L’histoire de Julia
Même si cette histoire a été totalement anonymisée, elle peut faire écho à quelqu’un que vous connaissez. Mais ce n’est pas Julia.
Hier, j’ai reçu Julia, 15 ans, qui vient pour avoir plus confiance en elle. Brièvement, sa mère signale du harcèlement scolaire en classe de 5ème, sous forme de moqueries et d’insultes. Les parents ont demandé au parrain de Julia, gendarme, de venir en uniforme chercher la jeune fille au collège et de mettre en garde les 2 élèves incriminés.
Cette intimidation a suffi. Fin de l’histoire, pour les parents du moins.
Une fois la mère de Julia en salle d’attente, je laisse la jeune fille revenir sur ces moments douloureux. Cette période de harcèlement scolaire a laissé une grande faille en elle. Elle m’explique depuis vivre en étant sur la défensive permanente.
« Comment réagir si une telle situation se reproduisait, me demande-t-elle? Je ne peux pas avoir un couteau sur moi en permanence! »
La jeune fille avait terminé sa scolarité au collège avec un couteau dans son sac… « Pas pour faire mal, m’a-t-elle assuré (et je la crois). Juste pour faire peur, ou blesser un tout petit peu. »
Cela vous fait frémir?… Moi aussi.
Conséquences du harcèlement
Il est avéré que vivre une situation de harcèlement (et quelque soit l’âge) altère la confiance en soi et amoindrit l’estime de soi. De nombreux adultes portent encore en eux les blessures d’un harcèlement à l’école.
Julia n’est plus en contact avec les élèves qui l’ont harcelée; pourtant, elle vit dans la peur. Peur que ça recommence, car elle ne sait pas comme se défendre face à une telle situation. Elle sait bien que le tonton gendarme impressionnera moins les plus grands et qu’il ne sera pas systématiquement présent pour intervenir.
Et c’est bien le problème bien des conseils prodigués aux enfants en cas de harcèlement: ils n’apprennent rien à l’enfant. Ignorer tout d’abord les moqueries, puis aller prévenir un adulte… L’enfant reste dans le rôle de victime passive et impuissante.
Prévenir un adulte a suffi sur le moment pour Julia. Dans bien des cas, c’est l’inverse qui se produit. Les enfants harceleurs redoublent de moqueries, face à cet enfant qui a ainsi exposé davantage sa vulnérabilité. Le harcèlement peut aussi s’intensifier par esprit de vengeance et déboucher parfois sur des escalades dramatiques.
Comment aider son enfant?
Une des choses les plus difficiles pour un parent qui voit son enfant souffrir est de se sentir impuissant.

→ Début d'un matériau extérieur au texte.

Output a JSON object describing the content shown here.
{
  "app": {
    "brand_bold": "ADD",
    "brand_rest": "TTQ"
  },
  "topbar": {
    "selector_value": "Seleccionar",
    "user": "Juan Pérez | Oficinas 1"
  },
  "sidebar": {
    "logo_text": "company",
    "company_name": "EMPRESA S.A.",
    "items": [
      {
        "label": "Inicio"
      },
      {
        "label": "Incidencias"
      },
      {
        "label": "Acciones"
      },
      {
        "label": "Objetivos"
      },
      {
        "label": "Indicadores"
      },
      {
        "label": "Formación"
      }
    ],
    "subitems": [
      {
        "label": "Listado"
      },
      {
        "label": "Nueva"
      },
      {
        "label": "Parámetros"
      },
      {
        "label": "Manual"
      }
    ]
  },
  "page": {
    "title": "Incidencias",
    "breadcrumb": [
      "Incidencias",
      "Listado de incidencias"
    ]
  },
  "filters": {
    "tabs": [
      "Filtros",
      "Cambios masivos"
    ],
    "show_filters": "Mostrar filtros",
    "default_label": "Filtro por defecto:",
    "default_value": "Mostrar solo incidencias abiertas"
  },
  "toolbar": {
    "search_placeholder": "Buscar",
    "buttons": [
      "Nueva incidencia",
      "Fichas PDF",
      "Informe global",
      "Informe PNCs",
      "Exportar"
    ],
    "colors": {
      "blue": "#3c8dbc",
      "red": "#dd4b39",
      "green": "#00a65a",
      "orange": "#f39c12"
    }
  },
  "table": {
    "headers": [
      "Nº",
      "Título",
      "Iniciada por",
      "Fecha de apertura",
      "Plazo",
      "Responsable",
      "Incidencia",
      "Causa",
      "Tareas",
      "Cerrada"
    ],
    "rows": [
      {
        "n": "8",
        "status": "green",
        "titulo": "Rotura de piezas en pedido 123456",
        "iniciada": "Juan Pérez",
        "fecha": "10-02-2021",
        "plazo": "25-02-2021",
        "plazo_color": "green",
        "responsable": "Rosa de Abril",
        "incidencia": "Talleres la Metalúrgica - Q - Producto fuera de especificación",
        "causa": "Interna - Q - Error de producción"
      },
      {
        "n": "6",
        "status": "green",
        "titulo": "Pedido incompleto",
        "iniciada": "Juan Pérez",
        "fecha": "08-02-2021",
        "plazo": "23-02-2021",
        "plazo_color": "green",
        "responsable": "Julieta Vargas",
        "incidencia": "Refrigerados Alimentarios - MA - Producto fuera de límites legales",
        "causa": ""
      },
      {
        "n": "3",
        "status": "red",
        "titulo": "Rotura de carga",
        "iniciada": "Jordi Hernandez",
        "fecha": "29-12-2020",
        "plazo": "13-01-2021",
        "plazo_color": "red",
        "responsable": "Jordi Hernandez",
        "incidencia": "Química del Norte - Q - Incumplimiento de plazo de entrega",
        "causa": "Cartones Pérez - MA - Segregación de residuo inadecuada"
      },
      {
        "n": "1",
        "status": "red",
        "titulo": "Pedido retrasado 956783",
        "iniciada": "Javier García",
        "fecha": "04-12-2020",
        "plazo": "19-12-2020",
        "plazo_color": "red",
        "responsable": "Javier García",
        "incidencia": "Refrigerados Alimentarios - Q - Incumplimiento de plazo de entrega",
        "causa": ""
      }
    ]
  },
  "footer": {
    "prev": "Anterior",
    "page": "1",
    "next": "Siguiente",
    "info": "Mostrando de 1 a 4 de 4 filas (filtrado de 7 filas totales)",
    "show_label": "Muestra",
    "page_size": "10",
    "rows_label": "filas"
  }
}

Alors, il intervient, décide, organise… Une telle réaction est normale et bénéfique dans la plupart des cas. Dans une situation de harcèlement, les conséquences d’une réactive instinctive et a priori logique peuvent être pernicieuses.
Il n’est évidemment pas question de dire que les parents doivent rester à l’écart! Leur rôle est d’apprendre à leur enfant à réagir par lui-même de manière efficace, de manière à reprendre le contrôle de la situation.
Une réaction des plus habiles est de se comporter comme si l’attaque n’avait aucun effet. A manquer la cible, le tireur va vite arrêter.
Aux moqueries (« tu es un bébé » / « tu n’as pas peur quand tu vois ta tête dans le miroir? »…), des phrases courtes désamorcent rapidement l’attaque: « Ah bon? » / « Tu trouves? »… Avec un peu d’entraînement (vraiment très peu), l’auto-dérision ou faire un compliment en retour sont des parades redoutables.
Cette posture est contre-intuitive, ce qui explique aussi son succès.
De plus, cette attitude est assurément transposable hors milieu scolaire (travail, rue…), ce qui en fait une ressource applicable tout au long de la vie, aussi bien par les enfants que les adultes.
Pour en savoir plus…
Pour approfondir le sujet, je vous recommande l’excellent livre du docteur Philippe Aïm: Harcèlement scolaire, le guide pratique pour aider nos enfants à s’en sortir. Il est facilement disponible dans votre librairie et en prêt à la bibliothèque du cabinet.
Vous pouvez aussi prendre rendez-vous pour une séance individuelle pour permettre à votre enfant d’apprendre à se sortir du harcèlement. Retrouvez les infos dédiées aux séances pour les enfants sur le site.
Et Julia?
Julia a été ravie d’apprendre à se défendre sans risque. Elle s’est entraîné durant une séance et se sentait prête à mettre en pratique tout ce qu’elle avait déjà découvert. Le travail sur la confiance en soi tel qu’imaginé par sa mère a été beaucoup plus rapide ensuite!